As for market imperfections, the imperfections that are often cited are imperfect information available to parents about the quality of childcare, and positive external benefits to society generated by high-quality childcare (Walker 1991). Imperfect information exists because consumers do not know the identity of all potential suppliers, and the quality of care offered by any particular supplier is not fully known. A potential remedy for the first problem is government subsidies to resource and referral agencies to maintain comprehensive and accurate lists of suppliers. The second information problem arises because consumers know less about product quality than does the provider, and monitoring the provider is costly to the consumer. This can lead to moral hazard and/or adverse selection. The limited evidence available suggests that parents are not well-informed about the quality of care in the arrangements used by their children. Childcare subsidies targeted at high-quality providers could induce parents to use higher-quality care.

The externality argument is a standard one that closely parallels the reasoning applied to education.

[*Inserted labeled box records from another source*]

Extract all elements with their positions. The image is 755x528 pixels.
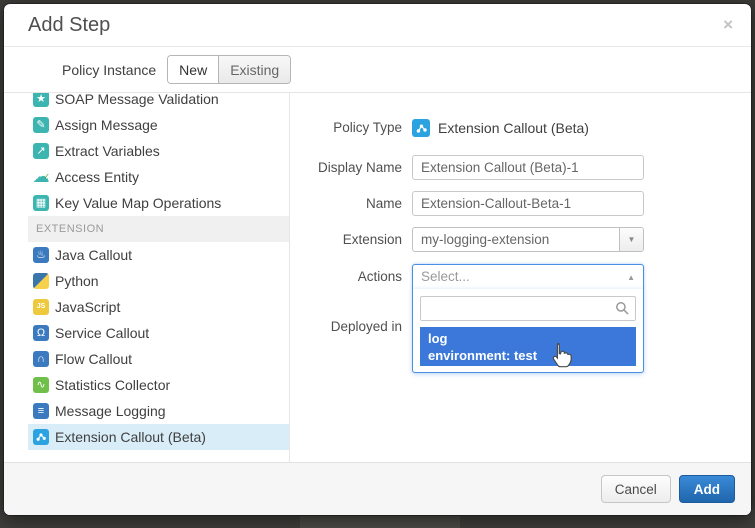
- extension-select[interactable]: my-logging-extension ▼: [412, 227, 644, 252]
- policy-item-label: Message Logging: [55, 403, 166, 419]
- policy-type-value: Extension Callout (Beta): [438, 120, 589, 136]
- key-value-map-operations-icon: ▦: [33, 195, 49, 211]
- policy-instance-row: Policy Instance New Existing: [4, 47, 751, 92]
- access-entity-icon: ☁✓: [33, 169, 49, 185]
- policy-instance-label: Policy Instance: [62, 62, 156, 78]
- modal-content: ★ SOAP Message Validation ✎ Assign Message ↗…: [4, 92, 751, 462]
- soap-message-validation-icon: ★: [33, 93, 49, 107]
- policy-item-flow-callout[interactable]: ∩ Flow Callout: [28, 346, 289, 372]
- policy-item-message-logging[interactable]: ≡ Message Logging: [28, 398, 289, 424]
- actions-option-log[interactable]: log environment: test: [420, 327, 636, 366]
- page-behind-modal: [300, 516, 460, 528]
- policy-item-python-script[interactable]: Python: [28, 268, 289, 294]
- policy-item-label: Service Callout: [55, 325, 149, 341]
- message-logging-icon: ≡: [33, 403, 49, 419]
- policy-type-label: Policy Type: [290, 115, 402, 141]
- add-step-modal: Add Step × Policy Instance New Existing …: [4, 4, 751, 515]
- actions-dropdown-panel: log environment: test: [412, 289, 644, 373]
- policy-item-label: SOAP Message Validation: [55, 93, 219, 107]
- display-name-row: Display Name: [290, 155, 751, 181]
- name-label: Name: [290, 191, 402, 217]
- policy-form: Policy Type Extension Callout (Beta) Dis…: [290, 93, 751, 462]
- close-icon[interactable]: ×: [723, 15, 733, 35]
- policy-list: ★ SOAP Message Validation ✎ Assign Message ↗…: [28, 93, 289, 450]
- java-callout-icon: ♨: [33, 247, 49, 263]
- javascript-icon: JS: [33, 299, 49, 315]
- name-row: Name: [290, 191, 751, 217]
- actions-search-input[interactable]: [420, 296, 636, 321]
- extension-label: Extension: [290, 227, 402, 253]
- actions-select[interactable]: Select... ▲: [412, 264, 644, 290]
- policy-item-label: Extension Callout (Beta): [55, 429, 206, 445]
- modal-header: Add Step ×: [4, 4, 751, 47]
- policy-item-extract-variables[interactable]: ↗ Extract Variables: [28, 138, 289, 164]
- extension-section-header: EXTENSION: [28, 216, 289, 242]
- policy-item-access-entity[interactable]: ☁✓ Access Entity: [28, 164, 289, 190]
- extension-select-value: my-logging-extension: [421, 232, 549, 247]
- policy-item-label: Statistics Collector: [55, 377, 170, 393]
- policy-item-label: Python: [55, 273, 99, 289]
- policy-item-assign-message[interactable]: ✎ Assign Message: [28, 112, 289, 138]
- modal-title: Add Step: [28, 14, 110, 37]
- add-button[interactable]: Add: [679, 475, 735, 503]
- policy-item-service-callout[interactable]: Ω Service Callout: [28, 320, 289, 346]
- actions-option-name: log: [428, 330, 628, 347]
- policy-item-statistics-collector[interactable]: ∿ Statistics Collector: [28, 372, 289, 398]
- actions-option-detail: environment: test: [428, 347, 628, 364]
- policy-item-label: Flow Callout: [55, 351, 132, 367]
- chevron-up-icon[interactable]: ▲: [627, 265, 635, 290]
- policy-instance-toggle: New Existing: [167, 55, 291, 84]
- policy-item-javascript[interactable]: JS JavaScript: [28, 294, 289, 320]
- flow-callout-icon: ∩: [33, 351, 49, 367]
- extension-callout-icon: [412, 119, 430, 137]
- extension-row: Extension my-logging-extension ▼: [290, 227, 751, 253]
- assign-message-icon: ✎: [33, 117, 49, 133]
- search-icon: [615, 301, 630, 321]
- statistics-collector-icon: ∿: [33, 377, 49, 393]
- display-name-input[interactable]: [412, 155, 644, 180]
- policy-item-extension-callout[interactable]: Extension Callout (Beta): [28, 424, 289, 450]
- name-input[interactable]: [412, 191, 644, 216]
- policy-item-java-callout[interactable]: ♨ Java Callout: [28, 242, 289, 268]
- actions-select-placeholder: Select...: [421, 269, 470, 284]
- service-callout-icon: Ω: [33, 325, 49, 341]
- actions-row: Actions Select... ▲: [290, 264, 751, 290]
- policy-item-label: Java Callout: [55, 247, 132, 263]
- toggle-new[interactable]: New: [168, 56, 219, 83]
- python-script-icon: [33, 273, 49, 289]
- policy-item-label: Assign Message: [55, 117, 158, 133]
- toggle-existing[interactable]: Existing: [219, 56, 290, 83]
- chevron-down-icon[interactable]: ▼: [619, 228, 643, 251]
- policy-item-soap-message-validation[interactable]: ★ SOAP Message Validation: [28, 93, 289, 112]
- policy-list-panel: ★ SOAP Message Validation ✎ Assign Message ↗…: [28, 93, 290, 462]
- policy-item-key-value-map-operations[interactable]: ▦ Key Value Map Operations: [28, 190, 289, 216]
- policy-item-label: JavaScript: [55, 299, 120, 315]
- actions-label: Actions: [290, 264, 402, 290]
- modal-footer: Cancel Add: [4, 462, 751, 515]
- policy-item-label: Access Entity: [55, 169, 139, 185]
- policy-type-row: Policy Type Extension Callout (Beta): [290, 115, 751, 141]
- policy-item-label: Key Value Map Operations: [55, 195, 221, 211]
- extract-variables-icon: ↗: [33, 143, 49, 159]
- display-name-label: Display Name: [290, 155, 402, 181]
- extension-callout-icon: [33, 429, 49, 445]
- cancel-button[interactable]: Cancel: [601, 475, 671, 503]
- deployed-in-label: Deployed in: [290, 314, 402, 340]
- policy-item-label: Extract Variables: [55, 143, 160, 159]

High-quality childcare leads to improved intellectual and social development, which in turn increases school readiness and completion. This reduces the cost to society of problems associated with low education: low earnings, unstable employment, crime, drugs, teenage childbearing, and so forth. If parents are not fully aware of these benefits, or account for only the private and not the social benefits, then they may choose childcare of less than socially optimal quality. This argument could rationalize subsidies targeted to high-quality providers, such as Head Start, a US programme aimed at enhancing cognitive and social development of low-income children.

As this discussion implies, childcare policy can be used to facilitate employment of mothers and enhance development of young children. There is likely to be a trade-off between these goals because higher-quality care is more expensive. There is not a political agreement in the United States to spend enough to achieve both goals, or on which goal should have the highest priority. This is due in part to conflicting views on the proper role of the government in a domain that was mainly left to families until the last quarter of the twentieth century. But it also reflects lack of knowledge about the magnitudes of important parameters that affect the costs and benefits of alternative policies. Economists could make significant contributions to knowledge by careful empirical studies that produce reliable estimates of such parameters. The following issues seem important and well-suited to analysis by economists. Despite a large number of studies, there is considerable uncertainty about the magnitude of the elasticity of maternal employment with respect to the price of childcare. A careful sensitivity analysis could help resolve this uncertainty. Research on the price-responsiveness of low-income mothers would be especially useful. Consumer demand for quality in childcare is not well-understood, and new research could be valuable. Research on the take-up decisions of families eligible for childcare subsidies would be useful in order to determine the likely effectiveness of different forms of subsidies. New research on the supply of childcare would be useful. Subsidies to consumers may bid up the price of childcare, and it is important to be able to quantify such effects. It would also be useful to examine the quality supply decisions of providers, in order to determine how responsive the supply of high-quality care might be to subsidies.